Tester met with members of the Northern Cheyenne Council. Tester and the members
discussed economic development opportunities, ways to increase access to affordable housing, and
how to improve health care.
“Growing Montana’s economy depends on making sure all of our communities have a chance to
succeed,” said Tester, a member of the Senate Indian Affairs Committee. “I visit each tribe at least once
a year to hear directly from tribal leaders and community members about their priorities.”
During Tester’s visit to Lame Deer, he toured the new wing of the elementary school. He also
met with a group of community members who are concerned about violence on the reservation.
Tester recently hosted a listening session on economic development in Indian Country with Senate
Indian Affairs Committee Chair Maria Cantwell in Missoula. Representatives from all of Montana’s
tribes attended, including Northern Cheyenne Acting President Winfield Russell.

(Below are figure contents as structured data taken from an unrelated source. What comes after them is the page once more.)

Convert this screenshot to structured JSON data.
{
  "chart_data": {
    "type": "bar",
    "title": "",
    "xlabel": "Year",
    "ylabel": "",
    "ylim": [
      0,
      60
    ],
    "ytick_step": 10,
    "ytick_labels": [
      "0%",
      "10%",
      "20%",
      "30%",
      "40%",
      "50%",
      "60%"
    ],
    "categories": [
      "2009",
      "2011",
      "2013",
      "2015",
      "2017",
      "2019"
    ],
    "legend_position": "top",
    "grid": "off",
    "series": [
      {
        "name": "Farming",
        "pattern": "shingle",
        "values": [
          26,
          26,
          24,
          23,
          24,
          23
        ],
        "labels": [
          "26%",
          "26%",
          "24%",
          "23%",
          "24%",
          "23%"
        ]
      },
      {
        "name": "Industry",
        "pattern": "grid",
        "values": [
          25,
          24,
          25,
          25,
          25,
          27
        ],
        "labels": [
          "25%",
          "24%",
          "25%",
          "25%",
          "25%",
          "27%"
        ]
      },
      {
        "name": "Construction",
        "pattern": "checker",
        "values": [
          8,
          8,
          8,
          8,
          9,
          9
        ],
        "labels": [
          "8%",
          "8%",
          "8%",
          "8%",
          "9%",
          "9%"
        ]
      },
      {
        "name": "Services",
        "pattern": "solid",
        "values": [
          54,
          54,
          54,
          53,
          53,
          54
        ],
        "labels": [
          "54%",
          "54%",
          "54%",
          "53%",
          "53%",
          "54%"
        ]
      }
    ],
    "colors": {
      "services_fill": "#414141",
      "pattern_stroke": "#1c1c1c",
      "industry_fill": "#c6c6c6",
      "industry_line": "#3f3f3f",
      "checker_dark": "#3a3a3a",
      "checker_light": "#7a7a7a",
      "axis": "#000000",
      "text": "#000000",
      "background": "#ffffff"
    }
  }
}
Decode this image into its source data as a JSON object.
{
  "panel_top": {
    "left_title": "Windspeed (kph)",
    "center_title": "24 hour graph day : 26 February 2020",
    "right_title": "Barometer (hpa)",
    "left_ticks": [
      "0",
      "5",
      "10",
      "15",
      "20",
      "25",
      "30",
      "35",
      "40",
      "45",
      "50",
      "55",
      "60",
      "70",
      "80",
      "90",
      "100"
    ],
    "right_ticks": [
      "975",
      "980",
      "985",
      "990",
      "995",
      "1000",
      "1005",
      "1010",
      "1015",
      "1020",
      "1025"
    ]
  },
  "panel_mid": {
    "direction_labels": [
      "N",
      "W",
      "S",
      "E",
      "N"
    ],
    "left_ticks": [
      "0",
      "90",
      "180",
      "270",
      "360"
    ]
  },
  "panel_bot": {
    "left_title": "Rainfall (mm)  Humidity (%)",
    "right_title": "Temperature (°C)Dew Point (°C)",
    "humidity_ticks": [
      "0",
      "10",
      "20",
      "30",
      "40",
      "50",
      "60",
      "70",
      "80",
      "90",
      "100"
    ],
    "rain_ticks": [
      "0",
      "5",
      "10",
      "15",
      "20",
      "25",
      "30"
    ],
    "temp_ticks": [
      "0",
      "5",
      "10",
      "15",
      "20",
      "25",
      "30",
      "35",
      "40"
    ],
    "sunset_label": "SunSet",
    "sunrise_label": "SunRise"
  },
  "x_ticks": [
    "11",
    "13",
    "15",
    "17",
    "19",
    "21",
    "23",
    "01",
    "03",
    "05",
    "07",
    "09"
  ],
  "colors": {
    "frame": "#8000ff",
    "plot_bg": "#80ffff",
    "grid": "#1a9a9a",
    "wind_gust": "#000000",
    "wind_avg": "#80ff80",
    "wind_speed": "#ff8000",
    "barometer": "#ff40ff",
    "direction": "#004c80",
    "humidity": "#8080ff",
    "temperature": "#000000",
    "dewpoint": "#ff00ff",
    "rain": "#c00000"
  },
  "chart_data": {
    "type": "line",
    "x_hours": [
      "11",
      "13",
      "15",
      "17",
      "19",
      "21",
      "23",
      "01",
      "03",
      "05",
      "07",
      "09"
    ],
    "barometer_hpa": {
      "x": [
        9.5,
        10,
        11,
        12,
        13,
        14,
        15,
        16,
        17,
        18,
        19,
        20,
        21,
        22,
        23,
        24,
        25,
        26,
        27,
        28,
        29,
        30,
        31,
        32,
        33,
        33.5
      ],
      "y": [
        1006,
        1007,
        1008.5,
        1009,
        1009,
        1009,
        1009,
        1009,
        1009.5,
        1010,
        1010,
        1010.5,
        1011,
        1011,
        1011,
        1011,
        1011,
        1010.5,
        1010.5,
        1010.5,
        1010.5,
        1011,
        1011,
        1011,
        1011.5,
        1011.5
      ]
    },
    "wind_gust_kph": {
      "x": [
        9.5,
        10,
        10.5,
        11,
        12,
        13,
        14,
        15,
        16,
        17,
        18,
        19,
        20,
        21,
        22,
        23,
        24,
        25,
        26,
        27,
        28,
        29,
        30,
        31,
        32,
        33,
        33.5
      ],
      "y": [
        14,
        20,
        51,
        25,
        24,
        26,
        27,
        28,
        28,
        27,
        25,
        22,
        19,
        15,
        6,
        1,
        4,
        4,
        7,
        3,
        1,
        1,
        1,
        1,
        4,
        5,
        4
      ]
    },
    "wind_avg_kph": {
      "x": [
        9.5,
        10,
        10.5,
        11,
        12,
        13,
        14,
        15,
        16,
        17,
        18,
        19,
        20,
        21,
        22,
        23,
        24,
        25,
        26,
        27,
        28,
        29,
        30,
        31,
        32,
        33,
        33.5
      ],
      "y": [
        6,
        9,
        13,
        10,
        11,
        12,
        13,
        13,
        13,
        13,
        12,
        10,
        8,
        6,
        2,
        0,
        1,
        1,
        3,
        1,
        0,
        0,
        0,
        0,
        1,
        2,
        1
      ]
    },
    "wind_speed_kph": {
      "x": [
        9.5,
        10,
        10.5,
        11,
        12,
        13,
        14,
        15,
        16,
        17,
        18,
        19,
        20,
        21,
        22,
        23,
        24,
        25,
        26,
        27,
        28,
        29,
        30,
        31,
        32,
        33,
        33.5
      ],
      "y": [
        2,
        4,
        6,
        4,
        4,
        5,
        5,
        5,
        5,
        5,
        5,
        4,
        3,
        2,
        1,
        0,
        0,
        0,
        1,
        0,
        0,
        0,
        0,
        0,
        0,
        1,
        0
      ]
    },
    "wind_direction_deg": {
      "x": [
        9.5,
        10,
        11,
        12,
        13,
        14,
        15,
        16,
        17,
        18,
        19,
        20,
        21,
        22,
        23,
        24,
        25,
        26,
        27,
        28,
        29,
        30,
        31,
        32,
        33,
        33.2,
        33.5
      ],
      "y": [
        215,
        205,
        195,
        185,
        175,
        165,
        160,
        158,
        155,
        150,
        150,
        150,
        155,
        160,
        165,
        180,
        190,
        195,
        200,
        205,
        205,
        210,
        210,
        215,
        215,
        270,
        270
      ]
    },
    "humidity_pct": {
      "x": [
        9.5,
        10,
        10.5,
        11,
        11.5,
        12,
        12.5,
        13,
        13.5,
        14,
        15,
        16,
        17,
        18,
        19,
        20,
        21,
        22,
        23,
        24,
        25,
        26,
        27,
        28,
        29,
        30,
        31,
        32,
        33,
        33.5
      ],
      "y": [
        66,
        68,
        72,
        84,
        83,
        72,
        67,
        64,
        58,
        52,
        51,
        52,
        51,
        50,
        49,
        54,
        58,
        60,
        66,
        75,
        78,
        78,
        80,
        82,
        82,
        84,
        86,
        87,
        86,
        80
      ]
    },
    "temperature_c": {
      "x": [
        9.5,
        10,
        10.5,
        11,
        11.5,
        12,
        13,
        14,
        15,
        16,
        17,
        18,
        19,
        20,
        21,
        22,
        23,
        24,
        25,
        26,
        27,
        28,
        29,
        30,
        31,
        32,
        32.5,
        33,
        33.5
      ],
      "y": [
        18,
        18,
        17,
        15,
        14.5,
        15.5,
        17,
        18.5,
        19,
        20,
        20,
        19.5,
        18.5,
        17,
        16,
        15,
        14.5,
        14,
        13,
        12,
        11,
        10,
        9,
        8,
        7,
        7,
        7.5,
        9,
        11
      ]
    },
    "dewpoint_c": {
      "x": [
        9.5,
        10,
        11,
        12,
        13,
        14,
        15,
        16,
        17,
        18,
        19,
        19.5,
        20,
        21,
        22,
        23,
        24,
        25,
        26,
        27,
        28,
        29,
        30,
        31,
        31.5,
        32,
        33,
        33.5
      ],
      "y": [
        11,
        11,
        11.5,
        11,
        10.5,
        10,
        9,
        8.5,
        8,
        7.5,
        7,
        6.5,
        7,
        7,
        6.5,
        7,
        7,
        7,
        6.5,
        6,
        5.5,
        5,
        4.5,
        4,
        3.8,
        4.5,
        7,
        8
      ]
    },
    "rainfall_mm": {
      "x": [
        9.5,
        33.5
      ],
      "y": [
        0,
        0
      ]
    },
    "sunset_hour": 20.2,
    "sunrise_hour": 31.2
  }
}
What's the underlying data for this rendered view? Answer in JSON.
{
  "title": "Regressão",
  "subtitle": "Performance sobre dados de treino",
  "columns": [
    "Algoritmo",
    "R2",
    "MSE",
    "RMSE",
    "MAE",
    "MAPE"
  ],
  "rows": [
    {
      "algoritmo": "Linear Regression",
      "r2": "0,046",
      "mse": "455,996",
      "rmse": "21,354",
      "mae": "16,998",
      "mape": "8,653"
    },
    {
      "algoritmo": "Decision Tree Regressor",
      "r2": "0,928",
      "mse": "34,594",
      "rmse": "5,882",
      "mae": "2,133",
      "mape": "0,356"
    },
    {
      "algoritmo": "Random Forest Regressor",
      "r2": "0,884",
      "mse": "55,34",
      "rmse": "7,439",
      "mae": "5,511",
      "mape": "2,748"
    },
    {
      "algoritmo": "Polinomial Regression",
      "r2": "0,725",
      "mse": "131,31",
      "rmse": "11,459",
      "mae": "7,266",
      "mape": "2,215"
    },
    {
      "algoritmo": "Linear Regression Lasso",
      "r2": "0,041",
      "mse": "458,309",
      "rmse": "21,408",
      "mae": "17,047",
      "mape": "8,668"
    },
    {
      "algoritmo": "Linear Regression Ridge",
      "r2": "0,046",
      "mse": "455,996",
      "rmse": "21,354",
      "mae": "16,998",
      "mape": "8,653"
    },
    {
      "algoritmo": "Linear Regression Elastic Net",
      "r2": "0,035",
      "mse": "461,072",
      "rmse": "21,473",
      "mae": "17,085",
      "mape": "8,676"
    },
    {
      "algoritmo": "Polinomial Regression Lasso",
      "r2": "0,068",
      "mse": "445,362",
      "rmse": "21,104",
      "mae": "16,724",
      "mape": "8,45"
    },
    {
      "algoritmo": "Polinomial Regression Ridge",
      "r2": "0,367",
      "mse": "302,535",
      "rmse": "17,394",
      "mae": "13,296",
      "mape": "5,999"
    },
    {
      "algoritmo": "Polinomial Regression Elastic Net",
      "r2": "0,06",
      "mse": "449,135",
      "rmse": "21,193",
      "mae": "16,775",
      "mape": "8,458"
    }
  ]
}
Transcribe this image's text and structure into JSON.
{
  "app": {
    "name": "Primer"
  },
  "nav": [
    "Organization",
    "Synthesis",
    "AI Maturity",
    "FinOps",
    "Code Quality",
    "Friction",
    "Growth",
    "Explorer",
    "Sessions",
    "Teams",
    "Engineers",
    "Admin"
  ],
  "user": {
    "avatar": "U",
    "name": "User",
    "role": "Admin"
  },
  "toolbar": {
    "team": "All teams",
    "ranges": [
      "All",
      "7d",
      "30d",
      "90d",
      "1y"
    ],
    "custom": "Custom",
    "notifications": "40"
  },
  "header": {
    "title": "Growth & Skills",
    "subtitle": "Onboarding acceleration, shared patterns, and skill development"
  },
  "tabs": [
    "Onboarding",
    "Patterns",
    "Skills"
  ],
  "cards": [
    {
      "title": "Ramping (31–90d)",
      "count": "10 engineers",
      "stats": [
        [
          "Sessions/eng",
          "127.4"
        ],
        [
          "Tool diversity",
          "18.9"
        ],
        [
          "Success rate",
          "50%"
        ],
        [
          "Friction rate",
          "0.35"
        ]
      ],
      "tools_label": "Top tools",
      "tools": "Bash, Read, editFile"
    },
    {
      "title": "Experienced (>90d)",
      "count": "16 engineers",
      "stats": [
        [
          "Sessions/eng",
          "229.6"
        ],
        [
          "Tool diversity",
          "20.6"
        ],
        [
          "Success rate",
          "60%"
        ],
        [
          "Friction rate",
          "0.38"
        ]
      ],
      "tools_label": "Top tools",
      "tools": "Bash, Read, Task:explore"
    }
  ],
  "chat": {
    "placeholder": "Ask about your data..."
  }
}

Upon returning to the Senate, Tester is working with his colleagues on the Indian Affairs Committee
to reauthorize the Native American Housing and Self-Determination Act (NAHASDA). The bill
addresses some of the concerns raised by the tribal council by streamlining the housing assistance process,
allowing tribes access to veterans’ housing assistance and encouraging the use of low-income
housing credits for project that serve Indian Country.